Now, if I use the client SAPI, is it enough to deploy the DLL/assembly or do I also need to install the CoSign client?
Upvotes: 2
Views: 397
Reputation: 49104
Re: Is signing the hash secure enough for a business application?
Yes, all standard digital signatures sign a hash value. Since a good hash, such as SHA-2, represents the content of the document and any changes to the document will change the SHA-2 value, the hash is signed, not the document.
Re: Is it a common practice?
Yes, this is the standard way to create standard digital signatures for PDF, Word, Excel, XML, and for anything else, too.
The SAPI Windows library handles the hashing issues for you. If you're using SAPI Web Services to sign PDF, Word, or Excel, you need to send the entire document to be signed or you'll need to handle the hashing on the client side. Computing the hash correctly is a significant task for most document types since the hash has to be computed in the standard way and must use just the right data objects from source file.
Everything needs to be exact since the Relying Party (the person who receives the digitally document) will be using different software than yours to verify the document. The output of your hashing sw needs to exactly match their hashing software. Otherwise the signature won't verify.
Upvotes: 0
Reputation: 817
Depending on the document type that you want to sign, computing the hash value might not be an easy task. Adobe PDF format, for example, supports embedding of digital signatures in the document itself, but in order to properly do that the hash value must be computed in a specific manner, according to Adobe PDF standard.
For document types that do not support digital signature standards, obtaining the hash for the whole file is easier and can be done using any external cryptographic library or tool.
The question is, why would you want to separate the hash computing process from the signing operation while SAPI (CoSign Signature API) takes care of computing the hash according to the standard, digitally signing it and embedding it back in to the document?

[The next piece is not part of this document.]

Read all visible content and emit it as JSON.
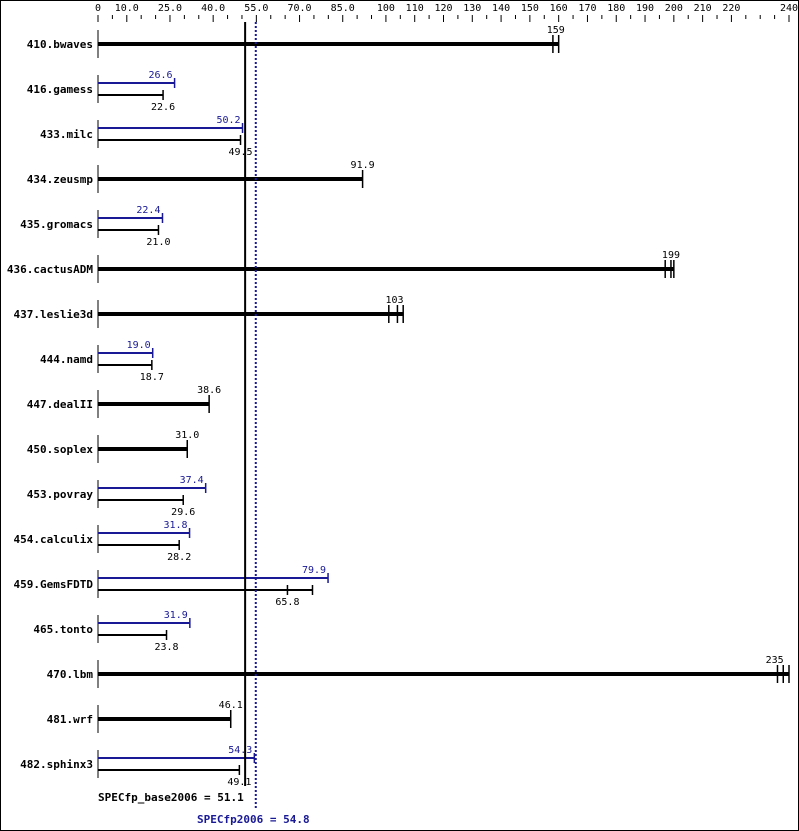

SAPI will always compute the hash of the file/document on the client machine and then will send that hash (and only the hash) to the CoSign server for signing (and yes- signing the hash indeed is a common practice). This also applies to documents that support embedded signatures (e.g. PDF, XML, DOCX, XLSX, etc.).
Having said that, if you still interested in signing a document hash only using SAPI, you can do it by calling the BufferSignEx function and insert the AR_SAPI_SIG_HASH_ONLY constant into the Flags parameter.